The Chunk model represents a chunk from a document. See the Data Sources overview to better understand how documents are chunked as part of a data source to enable semantic search.

Properties

  • Name
    hash
    Type
    string
    Description

    A hash of the chunk text as well parent document information.

  • Name
    text
    Type
    string
    Description

    The text of the chunk as it was embedded.

  • Name
    offset
    Type
    integer
    Description

    The offset of the chunk in the parent document.

  • Name
    score
    Type
    float
    Description

    The similarity score of the chunk as returned by the semantic search.

  • Name
    vector
    Type
    []float
    Description

    The embedding vector associated with the chunk.

The Document model

The Document model represents a Data Source document.

Properties

  • Name
    document_id
    Type
    string
    Description

    The document ID as specified at insertion.

  • Name
    created
    Type
    integer
    Description

    Epoch in ms at which the document was inserted.

  • Name
    timestamp
    Type
    integer
    Description

    User specified timestamp (epoch in ms) for the document. Can be used to filter documents when querying the Data Source based on their timestamp. If not specified, defaults to the value of created.

  • Name
    tags
    Type
    []string
    Description

    User specified list of string tags. Can be used to filter the results by tags when querying the Data Source. See the data_source block for more details. If not specified, defaults to the empty list.

  • Name
    source_url
    Type
    string
    Description

    User specified URL for the document.

  • Name
    text_size
    Type
    integer
    Description

    The size in bytes of the document's text.

  • Name
    chunk_count
    Type
    integer
    Description

    The number of chunks that were generated from the document's original text for embedding.

  • Name
    chunks
    Type
    []Chunk
    Description

    The document's chunks. When searching, only includes relevant chunks. When creating a document, includes all the chunks that were generated.

  • Name
    text
    Type
    string
    Description

    The document's full text. When searching, only preset if the full_text is true. Always set when retrieving a document by API.

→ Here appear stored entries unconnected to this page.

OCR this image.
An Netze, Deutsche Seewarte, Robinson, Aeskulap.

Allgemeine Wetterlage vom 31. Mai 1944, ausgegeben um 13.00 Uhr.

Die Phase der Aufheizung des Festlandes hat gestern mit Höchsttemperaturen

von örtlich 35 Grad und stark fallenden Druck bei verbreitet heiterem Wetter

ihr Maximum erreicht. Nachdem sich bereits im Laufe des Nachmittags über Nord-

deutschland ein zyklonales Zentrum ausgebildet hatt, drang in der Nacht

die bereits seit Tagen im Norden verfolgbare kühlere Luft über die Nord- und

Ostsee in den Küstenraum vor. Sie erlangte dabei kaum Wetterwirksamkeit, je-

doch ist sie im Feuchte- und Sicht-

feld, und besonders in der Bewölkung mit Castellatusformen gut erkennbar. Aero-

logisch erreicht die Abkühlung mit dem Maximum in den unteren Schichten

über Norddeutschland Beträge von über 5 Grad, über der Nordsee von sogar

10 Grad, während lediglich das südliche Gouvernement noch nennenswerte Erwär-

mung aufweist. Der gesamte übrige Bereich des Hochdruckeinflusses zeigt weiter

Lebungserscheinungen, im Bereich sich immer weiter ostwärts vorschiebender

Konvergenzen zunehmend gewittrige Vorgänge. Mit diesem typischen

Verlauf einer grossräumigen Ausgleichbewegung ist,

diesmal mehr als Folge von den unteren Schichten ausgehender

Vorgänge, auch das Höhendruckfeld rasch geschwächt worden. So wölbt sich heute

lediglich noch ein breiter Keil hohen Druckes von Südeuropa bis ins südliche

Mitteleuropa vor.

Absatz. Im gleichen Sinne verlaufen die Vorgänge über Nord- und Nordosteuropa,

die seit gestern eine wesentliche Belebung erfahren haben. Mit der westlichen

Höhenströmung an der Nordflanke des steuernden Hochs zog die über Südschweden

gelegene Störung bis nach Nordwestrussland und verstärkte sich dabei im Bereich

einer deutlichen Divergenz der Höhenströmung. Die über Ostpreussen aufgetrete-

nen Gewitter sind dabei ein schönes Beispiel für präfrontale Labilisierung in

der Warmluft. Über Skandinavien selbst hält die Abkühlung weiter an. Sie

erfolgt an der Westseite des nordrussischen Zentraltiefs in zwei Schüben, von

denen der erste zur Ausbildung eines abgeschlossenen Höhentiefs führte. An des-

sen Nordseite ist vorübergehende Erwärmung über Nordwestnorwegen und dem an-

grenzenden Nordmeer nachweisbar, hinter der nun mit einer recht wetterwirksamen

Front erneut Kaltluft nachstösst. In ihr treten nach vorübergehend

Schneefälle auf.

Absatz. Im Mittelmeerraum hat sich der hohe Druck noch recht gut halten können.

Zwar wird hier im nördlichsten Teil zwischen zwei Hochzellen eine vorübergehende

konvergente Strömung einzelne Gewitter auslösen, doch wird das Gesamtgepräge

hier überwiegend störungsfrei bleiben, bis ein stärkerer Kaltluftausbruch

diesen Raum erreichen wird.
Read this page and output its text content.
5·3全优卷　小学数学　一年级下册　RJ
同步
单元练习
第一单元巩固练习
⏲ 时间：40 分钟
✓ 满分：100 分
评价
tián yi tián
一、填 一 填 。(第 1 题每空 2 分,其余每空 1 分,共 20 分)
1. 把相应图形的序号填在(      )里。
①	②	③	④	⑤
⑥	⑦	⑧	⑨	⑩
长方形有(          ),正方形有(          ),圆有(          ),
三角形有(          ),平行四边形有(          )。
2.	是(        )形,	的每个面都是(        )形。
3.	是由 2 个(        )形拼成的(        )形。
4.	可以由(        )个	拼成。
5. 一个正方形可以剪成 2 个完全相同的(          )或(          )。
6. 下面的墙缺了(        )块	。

POST/v1/w/:workspace_id/data_sources/:data_source_name/documents/:document_id

Create a Document

This endpoint enables you to insert a new document to a Data Source. The semantic of this endpoint is an upsert: if the document_id does not exists it gets created, otherwise it gets replaced (meaning you always have to supply a document_id). You can only insert documents to the Data Sources you own.

URL attributes

  • Name
    workspace_id
    Type
    string
    Description

    The ID of the Data Source's workspace (can be found in the Data Source's URL)

  • Name
    data_source_name
    Type
    string
    Description

    The name of the Data Source you want to insert a document to.

  • Name
    document_id
    Type
    string
    Description

    The ID of the document you want to insert or replace (upsert). This can be anything, make sure to use encodeURIComponent or similar.

JSON body attributes

Attributes are passed as a JSON object in the request body.

  • Name
    text
    Type
    string
    Description

    The text content of the document to upsert.

  • Name
    source_url
    Type
    string
    Description

    The source URL for the document to upsert.

  • Name
    light_document_output
    Type
    boolean
    Description

    If true, a lightweight version of the document will be returned in the response (excluding the text, chunks and vectors). Defaults to false.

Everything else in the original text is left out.